British Journal of Pharmacology
- Discipline: Pharmacology
- Language: English
- Edited by: Péter Ferdinandy

Publication details
- Former names: British Journal of Pharmacology and Chemotherapy
- History: 1946–present
- Publisher: Wiley-Blackwell on behalf of the British Pharmacological Society (United Kingdom)
- Frequency: Bi-monthly
- Open access: Delayed (after 12 months)
- Impact factor: 7.7 (2024)

Standard abbreviations
- ISO 4: Br. J. Pharmacol.

Indexing
- CODEN: BJPCBM
- ISSN: 0007-1188 (print) 1476-5381 (web)
- LCCN: 2005204900
- OCLC no.: 01240522

Links
- Journal homepage; Online access; Online archive;

= British Journal of Pharmacology =

English academic journal

The British Journal of Pharmacology is a biweekly peer-reviewed medical journal covering all aspects of experimental pharmacology. It is published for the British Pharmacological Society by Wiley-Blackwell.
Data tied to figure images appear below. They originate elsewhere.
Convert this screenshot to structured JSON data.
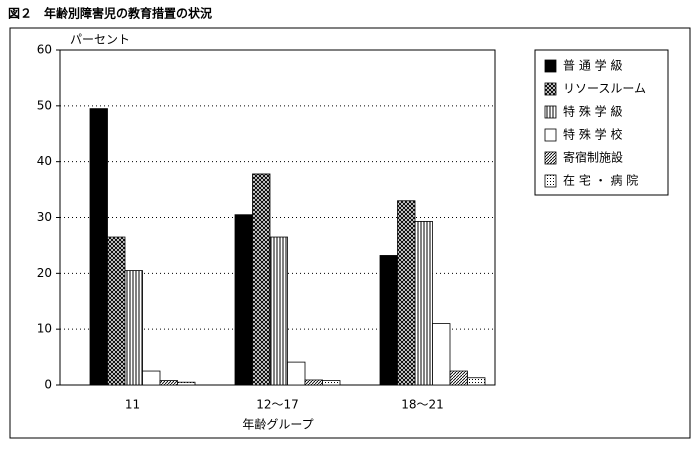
{
  "chart_data": {
    "type": "bar",
    "title": "図２　年齢別障害児の教育措置の状況",
    "y_label": "パーセント",
    "x_label": "年齢グループ",
    "categories": [
      "11",
      "12～17",
      "18～21"
    ],
    "series": [
      {
        "name": "普 通 学 級",
        "pattern": "solid",
        "color": "#000000",
        "values": [
          49.5,
          30.5,
          23.2
        ]
      },
      {
        "name": "リソースルーム",
        "pattern": "crosshatch",
        "color": "#000000",
        "values": [
          26.5,
          37.8,
          33
        ]
      },
      {
        "name": "特 殊 学 級",
        "pattern": "vertical",
        "color": "#000000",
        "values": [
          20.5,
          26.5,
          29.3
        ]
      },
      {
        "name": "特 殊 学 校",
        "pattern": "none",
        "color": "#000000",
        "values": [
          2.5,
          4.1,
          11
        ]
      },
      {
        "name": "寄宿制施設",
        "pattern": "diagonal",
        "color": "#000000",
        "values": [
          0.8,
          0.9,
          2.5
        ]
      },
      {
        "name": "在 宅 ・ 病 院",
        "pattern": "dots",
        "color": "#000000",
        "values": [
          0.5,
          0.8,
          1.3
        ]
      }
    ],
    "ylim": [
      0,
      60
    ],
    "yticks": [
      0,
      10,
      20,
      30,
      40,
      50,
      60
    ],
    "grid": true,
    "legend": "right"
  }
}
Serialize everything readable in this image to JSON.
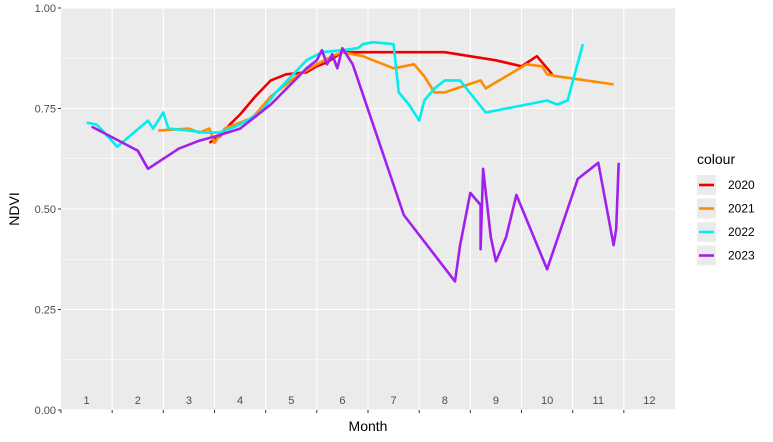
{
  "chart_data": {
    "type": "line",
    "xlabel": "Month",
    "ylabel": "NDVI",
    "xlim": [
      0.5,
      12.5
    ],
    "ylim": [
      0,
      1
    ],
    "y_ticks": [
      "0.00",
      "0.25",
      "0.50",
      "0.75",
      "1.00"
    ],
    "y_tick_values": [
      0,
      0.25,
      0.5,
      0.75,
      1
    ],
    "x_ticks": [
      "1",
      "2",
      "3",
      "4",
      "5",
      "6",
      "7",
      "8",
      "9",
      "10",
      "11",
      "12"
    ],
    "grid": true,
    "legend_title": "colour",
    "legend_position": "right",
    "series": [
      {
        "name": "2020",
        "color": "#ee0000",
        "x": [
          3.4,
          3.6,
          3.8,
          4.0,
          4.3,
          4.6,
          4.9,
          5.3,
          5.5,
          5.7,
          6.0,
          6.3,
          6.8,
          7.4,
          8.0,
          9.0,
          9.5,
          9.8,
          10.1
        ],
        "y": [
          0.665,
          0.68,
          0.71,
          0.735,
          0.78,
          0.82,
          0.835,
          0.84,
          0.855,
          0.865,
          0.89,
          0.89,
          0.89,
          0.89,
          0.89,
          0.87,
          0.855,
          0.88,
          0.835
        ]
      },
      {
        "name": "2021",
        "color": "#ff8c00",
        "x": [
          2.4,
          3.0,
          3.2,
          3.4,
          3.5,
          3.7,
          4.2,
          4.3,
          4.6,
          5.1,
          5.5,
          5.8,
          6.0,
          6.4,
          7.0,
          7.4,
          7.6,
          7.8,
          8.0,
          8.7,
          8.8,
          9.6,
          9.9,
          10.0,
          10.2,
          11.3
        ],
        "y": [
          0.695,
          0.7,
          0.69,
          0.7,
          0.665,
          0.7,
          0.725,
          0.735,
          0.78,
          0.83,
          0.86,
          0.88,
          0.89,
          0.88,
          0.85,
          0.86,
          0.83,
          0.79,
          0.79,
          0.82,
          0.8,
          0.86,
          0.855,
          0.835,
          0.83,
          0.81
        ]
      },
      {
        "name": "2022",
        "color": "#00eeee",
        "x": [
          1.0,
          1.2,
          1.6,
          2.2,
          2.3,
          2.5,
          2.6,
          3.0,
          3.3,
          3.4,
          3.6,
          4.0,
          4.4,
          4.7,
          5.3,
          5.6,
          6.0,
          6.3,
          6.4,
          6.6,
          7.0,
          7.1,
          7.3,
          7.5,
          7.6,
          7.8,
          8.0,
          8.3,
          8.8,
          10.0,
          10.2,
          10.4,
          10.7
        ],
        "y": [
          0.715,
          0.71,
          0.655,
          0.72,
          0.7,
          0.74,
          0.7,
          0.695,
          0.69,
          0.69,
          0.69,
          0.71,
          0.74,
          0.79,
          0.87,
          0.89,
          0.895,
          0.9,
          0.91,
          0.915,
          0.91,
          0.79,
          0.76,
          0.72,
          0.77,
          0.8,
          0.82,
          0.82,
          0.74,
          0.77,
          0.76,
          0.77,
          0.91
        ]
      },
      {
        "name": "2023",
        "color": "#a020f0",
        "x": [
          1.1,
          2.0,
          2.2,
          2.8,
          3.2,
          3.5,
          4.0,
          4.2,
          4.6,
          5.3,
          5.5,
          5.6,
          5.7,
          5.8,
          5.9,
          6.0,
          6.2,
          7.2,
          8.2,
          8.3,
          8.5,
          8.6,
          8.7,
          8.7,
          8.75,
          8.9,
          9.0,
          9.2,
          9.4,
          10.0,
          10.6,
          11.0,
          11.3,
          11.35,
          11.4
        ],
        "y": [
          0.705,
          0.645,
          0.6,
          0.65,
          0.67,
          0.68,
          0.7,
          0.72,
          0.76,
          0.85,
          0.87,
          0.895,
          0.86,
          0.885,
          0.85,
          0.9,
          0.86,
          0.485,
          0.32,
          0.41,
          0.54,
          0.525,
          0.51,
          0.4,
          0.6,
          0.43,
          0.37,
          0.43,
          0.535,
          0.35,
          0.575,
          0.615,
          0.41,
          0.45,
          0.615
        ]
      }
    ]
  }
}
The current editor-in-chief is Péter Ferdinandy. Previous editors-in-chief include Amrita Ahluwalia, Ian McGrath , Humphrey Rang, Alan North, Phil Moore, Bill Large, and Tony Birmingham. A sister journal, also published for the British Pharmacological Society by Wiley-Blackwell, is the British Journal of Clinical Pharmacology. The journal publishes research papers, review articles, commentaries and correspondence in all fields of pharmacology. It also publishes themed issues, as well as supplements.

== History ==
The British Journal of Pharmacology was established in 1946 as the British Journal of Pharmacology and Chemotherapy, and originally published by the British Medical Association. In its first few years, many publications in the journal came from exiled German pharmacologists who had resettled in the United Kingdom. The journal obtained its current title in 1968, when the journal moved publisher to Macmillan. It has been published by Wiley-Blackwell since 2009.

==The Concise Guide to PHARMACOLOGY==
The Concise Guide to PHARMACOLOGY is a supplement of the British Journal of Pharmacology, superseding the "Guide to Receptors and Channels", a supplement first published in 2004 and one of two predecessors to the Guide to Pharmacology database. It is produced in association with the Nomenclature Committee of the International Union of Basic and Clinical Pharmacology. The current version, The Concise Guide to PHARMACOLOGY 2025/2026, was published in December 2025, and edited by Stephen Alexander, Eamonn Kelly, Alistair Mathie, John Peters and Emma Veale. This edition is a compilation of the major pharmacological targets divided into seven sections: G protein-coupled receptors, ion channels, catalytic receptors, nuclear receptors, transporters, and enzymes. These are presented with nomenclature guidance and summary information on the best available pharmacological tools, alongside suggestions for further reading. It is freely available online and also available in hard copy. Previous editions of the "Guide to Receptors and Channels" are available through PubMed Central. The content of the "Concise Guide to PHARMACOLOGY" is also available through the online portal Guide to PHARMACOLOGY.

==Abstracting and indexing==
The journal is abstracted and indexed in:

- Academic OneFile
- Academic Search
- BIOSIS Previews
- CAB Abstracts
- Chemical Abstracts
- Chimica
- CINAHL
- Current Contents/Life Sciences
- Elsevier BIOBASE
- Embase
- Global Health
- Index Medicus/MEDLINE/PubMed
- Science Citation Index Expanded
- Scopus
- Tropical Diseases Bulletin

According to the Journal Citation Reports, the journal has a 2024 impact factor of 7.7.